La tierra desazoga el espejo del agua y esa agua enterrada se llena de angustiosa inquietud. De ese fiero desasosiego nace el barro, nido de dolor en los humildes aleros de nuestros hermanos de Valencia y Albacete.
Agua, tierra y barro, elementos potencialmente poéticos cuando se toman en conjunto o por separado. Mansas potencias que nos hablan en los días pacíficos de enormes espacios de belleza, quietud y esperanza y que, sin embargo, cuando se alían de la mano de la furia se convierten en un infierno que va arrasando todo cuanto encuentra a su paso, cegándolo en lo esencial y primigenio: la luz y el aire.

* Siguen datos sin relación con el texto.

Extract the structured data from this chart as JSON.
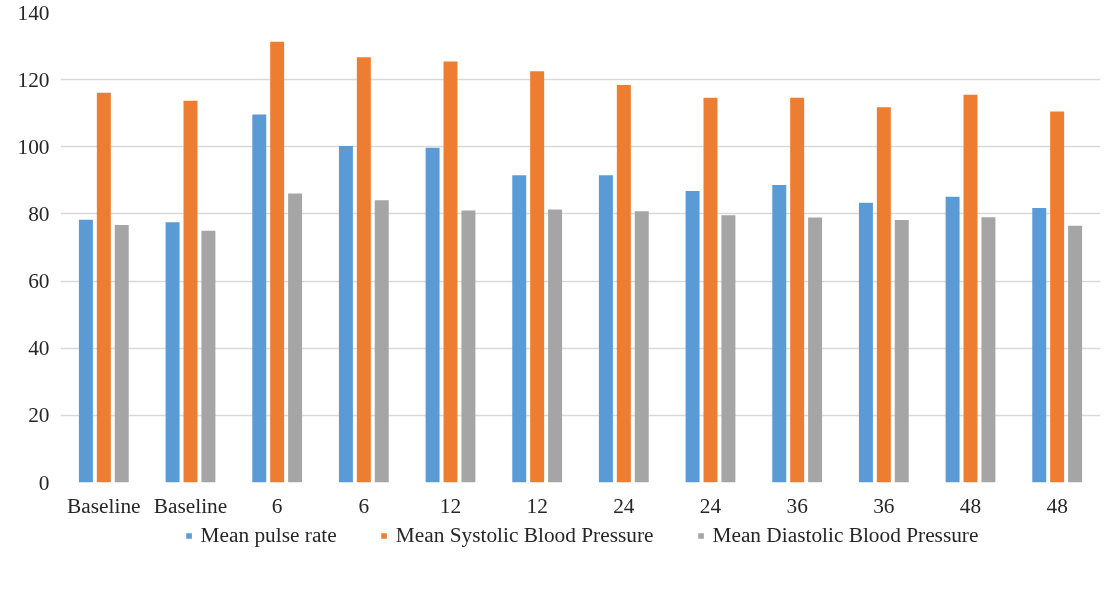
{
  "chart_data": {
    "type": "bar",
    "categories": [
      "Baseline",
      "Baseline",
      "6",
      "6",
      "12",
      "12",
      "24",
      "24",
      "36",
      "36",
      "48",
      "48"
    ],
    "series": [
      {
        "name": "Mean pulse rate",
        "color": "#5b9bd5",
        "values": [
          78.3,
          77.5,
          109.6,
          100.2,
          99.7,
          91.5,
          91.5,
          86.8,
          88.6,
          83.3,
          85.1,
          81.8
        ]
      },
      {
        "name": "Mean Systolic Blood Pressure",
        "color": "#ed7d31",
        "values": [
          116.1,
          113.7,
          131.3,
          126.7,
          125.4,
          122.5,
          118.4,
          114.6,
          114.6,
          111.8,
          115.5,
          110.5
        ]
      },
      {
        "name": "Mean Diastolic Blood Pressure",
        "color": "#a5a5a5",
        "values": [
          76.7,
          75.0,
          86.1,
          84.1,
          81.0,
          81.3,
          80.8,
          79.6,
          78.9,
          78.2,
          79.0,
          76.5
        ]
      }
    ],
    "ylim": [
      0,
      140
    ],
    "yticks": [
      0,
      20,
      40,
      60,
      80,
      100,
      120,
      140
    ],
    "grid": "y",
    "legend": "bottom",
    "marker": "square"
  }
}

Estos días, muchos hombres y mujeres que han contemplado emocionados el prístino manantial, la maravilla del mar, que han remontado los cursos de los ríos, que han labrado la tierra y moldeado el barro, se han visto atrapados, arrastrados, enterrados en vida por esos mismos elementos, fundidos en un vértigo imposible e irresistible que no ha dudado en destruirlos.
La esencia de la vida es entender la resistencia, no hacerlo, no querer comprender, aferrarse a lo que debe ser, a lo que es, para que el agua, la tierra y el barro la respeten y se respeten en el manso discurrir de sus días en común.
Lejos de esa sana cerrazón está la razón de los elementos desatados. Que más da cómo los nombremos, nada podemos hacer lejos de negarlos y debemos hacerlo con la firmeza que impone la cordura de guardarnos de ellos.